The Crescent Athletic Club was an athletic club in Brooklyn. Founded by a group of Yale University alumni in 1884 as an American football club, it later expanded to include other sports, including baseball, lacrosse, ice hockey and basketball. The club had over 1,500 members in the early 20th century. The club's membership declined in the 20th century, and it filed for bankruptcy in 1939. The club also became an important social institution in the Bay Ridge section of Brooklyn, hosting plays, dinners, dances, lectures, concerts, and minstrel shows.

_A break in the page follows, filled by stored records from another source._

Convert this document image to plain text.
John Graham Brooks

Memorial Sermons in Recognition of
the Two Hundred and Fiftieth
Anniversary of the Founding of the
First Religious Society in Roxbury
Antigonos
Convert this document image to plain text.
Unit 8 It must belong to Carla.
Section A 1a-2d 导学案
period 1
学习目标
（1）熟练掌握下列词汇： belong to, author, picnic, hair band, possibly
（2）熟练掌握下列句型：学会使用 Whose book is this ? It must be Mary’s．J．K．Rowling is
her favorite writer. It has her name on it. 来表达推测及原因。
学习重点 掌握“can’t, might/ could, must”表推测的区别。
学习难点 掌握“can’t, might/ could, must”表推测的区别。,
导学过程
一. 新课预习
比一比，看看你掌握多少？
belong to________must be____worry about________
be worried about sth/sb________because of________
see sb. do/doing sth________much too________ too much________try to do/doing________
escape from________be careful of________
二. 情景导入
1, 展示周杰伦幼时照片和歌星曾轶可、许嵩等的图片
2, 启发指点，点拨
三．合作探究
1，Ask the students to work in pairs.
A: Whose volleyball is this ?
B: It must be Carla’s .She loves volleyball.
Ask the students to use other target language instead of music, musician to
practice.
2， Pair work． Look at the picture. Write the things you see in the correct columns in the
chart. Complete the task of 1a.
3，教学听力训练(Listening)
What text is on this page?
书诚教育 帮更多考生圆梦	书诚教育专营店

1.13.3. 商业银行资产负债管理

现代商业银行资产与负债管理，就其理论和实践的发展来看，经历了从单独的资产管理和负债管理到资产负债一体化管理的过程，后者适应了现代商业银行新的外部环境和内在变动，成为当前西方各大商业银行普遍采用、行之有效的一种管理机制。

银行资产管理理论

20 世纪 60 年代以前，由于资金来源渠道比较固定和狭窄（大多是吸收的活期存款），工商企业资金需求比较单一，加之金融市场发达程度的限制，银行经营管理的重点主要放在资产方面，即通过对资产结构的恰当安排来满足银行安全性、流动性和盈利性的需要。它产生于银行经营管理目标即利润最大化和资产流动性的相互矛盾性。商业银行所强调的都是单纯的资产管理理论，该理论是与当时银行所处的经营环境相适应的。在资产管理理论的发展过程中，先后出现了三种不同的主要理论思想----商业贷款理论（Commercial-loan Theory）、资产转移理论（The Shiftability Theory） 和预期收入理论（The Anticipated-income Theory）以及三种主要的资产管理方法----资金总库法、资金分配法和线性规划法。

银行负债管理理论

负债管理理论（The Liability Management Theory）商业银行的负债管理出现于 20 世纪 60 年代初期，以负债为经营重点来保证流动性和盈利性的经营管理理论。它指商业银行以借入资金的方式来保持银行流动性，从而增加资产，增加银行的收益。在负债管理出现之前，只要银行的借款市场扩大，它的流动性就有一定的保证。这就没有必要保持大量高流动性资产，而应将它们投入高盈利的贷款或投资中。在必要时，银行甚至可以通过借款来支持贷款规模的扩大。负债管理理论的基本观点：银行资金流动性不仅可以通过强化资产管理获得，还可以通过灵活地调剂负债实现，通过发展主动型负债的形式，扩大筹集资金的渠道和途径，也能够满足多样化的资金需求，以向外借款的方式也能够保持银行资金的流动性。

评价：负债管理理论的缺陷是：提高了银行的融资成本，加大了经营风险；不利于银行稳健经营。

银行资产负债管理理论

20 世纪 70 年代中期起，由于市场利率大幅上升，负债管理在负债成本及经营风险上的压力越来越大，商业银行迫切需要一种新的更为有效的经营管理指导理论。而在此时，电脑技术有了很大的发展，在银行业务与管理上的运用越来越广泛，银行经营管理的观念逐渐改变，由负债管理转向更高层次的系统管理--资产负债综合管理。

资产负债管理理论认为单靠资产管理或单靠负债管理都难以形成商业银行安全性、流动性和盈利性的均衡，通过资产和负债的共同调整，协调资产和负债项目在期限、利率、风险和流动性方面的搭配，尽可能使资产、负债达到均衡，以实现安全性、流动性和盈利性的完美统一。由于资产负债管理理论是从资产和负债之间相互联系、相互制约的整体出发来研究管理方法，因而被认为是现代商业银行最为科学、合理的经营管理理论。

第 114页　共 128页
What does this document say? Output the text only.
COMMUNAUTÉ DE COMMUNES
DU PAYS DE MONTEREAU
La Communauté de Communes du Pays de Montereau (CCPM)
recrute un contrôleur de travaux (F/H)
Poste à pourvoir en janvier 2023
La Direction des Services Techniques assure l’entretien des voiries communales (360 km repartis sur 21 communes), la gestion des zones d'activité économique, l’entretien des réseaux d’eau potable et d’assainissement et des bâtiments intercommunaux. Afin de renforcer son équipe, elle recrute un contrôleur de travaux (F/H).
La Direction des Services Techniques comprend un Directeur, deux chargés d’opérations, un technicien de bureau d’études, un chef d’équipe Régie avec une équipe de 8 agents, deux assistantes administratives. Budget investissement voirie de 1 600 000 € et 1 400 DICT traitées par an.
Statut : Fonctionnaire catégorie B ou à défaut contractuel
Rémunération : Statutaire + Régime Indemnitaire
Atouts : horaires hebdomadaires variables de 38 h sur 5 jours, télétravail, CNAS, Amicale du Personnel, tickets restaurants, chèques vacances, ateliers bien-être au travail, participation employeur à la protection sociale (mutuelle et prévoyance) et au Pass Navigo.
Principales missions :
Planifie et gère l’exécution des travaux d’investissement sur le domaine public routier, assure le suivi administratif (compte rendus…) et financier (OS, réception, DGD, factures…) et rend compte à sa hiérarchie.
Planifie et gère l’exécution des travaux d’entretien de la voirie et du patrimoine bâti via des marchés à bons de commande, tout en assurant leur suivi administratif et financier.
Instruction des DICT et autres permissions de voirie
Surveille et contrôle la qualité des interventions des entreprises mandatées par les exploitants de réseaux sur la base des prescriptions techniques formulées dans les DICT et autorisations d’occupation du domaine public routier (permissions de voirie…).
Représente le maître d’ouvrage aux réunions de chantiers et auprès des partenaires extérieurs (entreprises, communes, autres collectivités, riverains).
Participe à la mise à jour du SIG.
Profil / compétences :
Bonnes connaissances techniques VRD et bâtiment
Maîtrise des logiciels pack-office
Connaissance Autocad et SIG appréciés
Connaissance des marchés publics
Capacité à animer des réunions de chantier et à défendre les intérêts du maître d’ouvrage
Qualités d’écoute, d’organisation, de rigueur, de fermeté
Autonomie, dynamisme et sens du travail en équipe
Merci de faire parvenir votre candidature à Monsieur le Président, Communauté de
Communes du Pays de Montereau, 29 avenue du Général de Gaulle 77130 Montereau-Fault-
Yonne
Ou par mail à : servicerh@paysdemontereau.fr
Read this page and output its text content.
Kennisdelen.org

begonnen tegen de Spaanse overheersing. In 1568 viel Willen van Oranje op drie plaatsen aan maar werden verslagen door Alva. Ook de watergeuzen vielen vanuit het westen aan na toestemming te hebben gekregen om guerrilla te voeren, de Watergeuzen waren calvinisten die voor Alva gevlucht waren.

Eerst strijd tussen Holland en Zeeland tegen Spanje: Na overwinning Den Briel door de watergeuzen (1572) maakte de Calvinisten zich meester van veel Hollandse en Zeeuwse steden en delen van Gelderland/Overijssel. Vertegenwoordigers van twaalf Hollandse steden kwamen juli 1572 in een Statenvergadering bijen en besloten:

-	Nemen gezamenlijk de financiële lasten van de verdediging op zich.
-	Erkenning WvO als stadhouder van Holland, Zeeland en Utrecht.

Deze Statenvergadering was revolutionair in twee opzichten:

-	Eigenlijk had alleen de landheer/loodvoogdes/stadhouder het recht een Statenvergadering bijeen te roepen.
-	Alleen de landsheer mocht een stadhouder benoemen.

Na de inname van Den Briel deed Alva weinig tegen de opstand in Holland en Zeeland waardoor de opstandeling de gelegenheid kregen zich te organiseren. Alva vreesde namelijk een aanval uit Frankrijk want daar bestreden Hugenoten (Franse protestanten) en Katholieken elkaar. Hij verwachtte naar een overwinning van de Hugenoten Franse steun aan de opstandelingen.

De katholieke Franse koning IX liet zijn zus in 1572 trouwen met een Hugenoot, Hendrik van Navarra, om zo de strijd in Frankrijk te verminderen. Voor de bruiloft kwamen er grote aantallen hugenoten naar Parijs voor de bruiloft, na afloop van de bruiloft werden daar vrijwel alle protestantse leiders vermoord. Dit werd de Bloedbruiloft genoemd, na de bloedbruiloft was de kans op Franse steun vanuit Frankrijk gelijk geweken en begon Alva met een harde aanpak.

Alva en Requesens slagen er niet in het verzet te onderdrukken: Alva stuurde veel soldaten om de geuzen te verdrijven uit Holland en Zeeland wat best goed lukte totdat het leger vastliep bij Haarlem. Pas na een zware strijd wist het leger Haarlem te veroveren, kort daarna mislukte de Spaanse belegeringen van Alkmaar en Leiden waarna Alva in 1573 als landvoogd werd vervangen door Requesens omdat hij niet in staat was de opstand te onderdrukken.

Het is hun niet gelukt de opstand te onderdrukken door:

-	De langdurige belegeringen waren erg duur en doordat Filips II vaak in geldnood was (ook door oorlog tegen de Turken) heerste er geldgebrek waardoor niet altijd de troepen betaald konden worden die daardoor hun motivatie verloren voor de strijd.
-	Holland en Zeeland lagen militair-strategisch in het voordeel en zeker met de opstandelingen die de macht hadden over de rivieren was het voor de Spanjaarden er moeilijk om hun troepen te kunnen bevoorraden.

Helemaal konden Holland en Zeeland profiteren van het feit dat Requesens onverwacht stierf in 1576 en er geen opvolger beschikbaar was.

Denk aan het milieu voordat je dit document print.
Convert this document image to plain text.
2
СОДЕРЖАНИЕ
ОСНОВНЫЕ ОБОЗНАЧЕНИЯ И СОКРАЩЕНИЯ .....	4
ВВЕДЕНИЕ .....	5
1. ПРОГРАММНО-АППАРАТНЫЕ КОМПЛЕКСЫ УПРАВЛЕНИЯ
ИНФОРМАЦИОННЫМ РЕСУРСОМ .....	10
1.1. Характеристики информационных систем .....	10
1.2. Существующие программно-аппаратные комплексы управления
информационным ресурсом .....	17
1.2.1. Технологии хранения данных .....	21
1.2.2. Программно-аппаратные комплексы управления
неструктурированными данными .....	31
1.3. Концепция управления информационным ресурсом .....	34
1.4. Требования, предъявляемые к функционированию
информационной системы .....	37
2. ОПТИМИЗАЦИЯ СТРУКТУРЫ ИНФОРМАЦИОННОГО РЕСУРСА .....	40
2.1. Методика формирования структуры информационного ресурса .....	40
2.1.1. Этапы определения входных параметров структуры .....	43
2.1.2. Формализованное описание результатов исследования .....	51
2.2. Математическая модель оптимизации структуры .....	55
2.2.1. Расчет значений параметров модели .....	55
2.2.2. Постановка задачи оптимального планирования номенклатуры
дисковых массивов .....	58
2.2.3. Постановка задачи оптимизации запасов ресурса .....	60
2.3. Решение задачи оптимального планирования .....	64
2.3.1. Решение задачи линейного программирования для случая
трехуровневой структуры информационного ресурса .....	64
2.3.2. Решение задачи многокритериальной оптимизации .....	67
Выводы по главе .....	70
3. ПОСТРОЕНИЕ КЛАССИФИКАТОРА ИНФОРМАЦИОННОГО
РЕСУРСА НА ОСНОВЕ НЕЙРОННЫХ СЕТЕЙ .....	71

The club fielded a football team (known as the Brooklyn Crescents) that competed with the major collegiate and non-collegiate football teams in the late 19th century, including Princeton, Yale, Penn, and the Orange Athletic Club. The team won American Football Union championships five consecutive years from 1888 to 1892. The Crescents played their football games at various locations including Washington Park and Eastern Park. The club also fielded a strong baseball club, also known as the Crescents.

The club had an ice hockey team, the Brooklyn Crescents, in the American Amateur Hockey League in 1896–97 and between 1899 and 1917.

The Crescent Athletic Club House, completed in Brooklyn Heights in 1906, is now known as The Bosworth Building of Saint Ann's School. The club's papers reside with the Brooklyn Historical Society.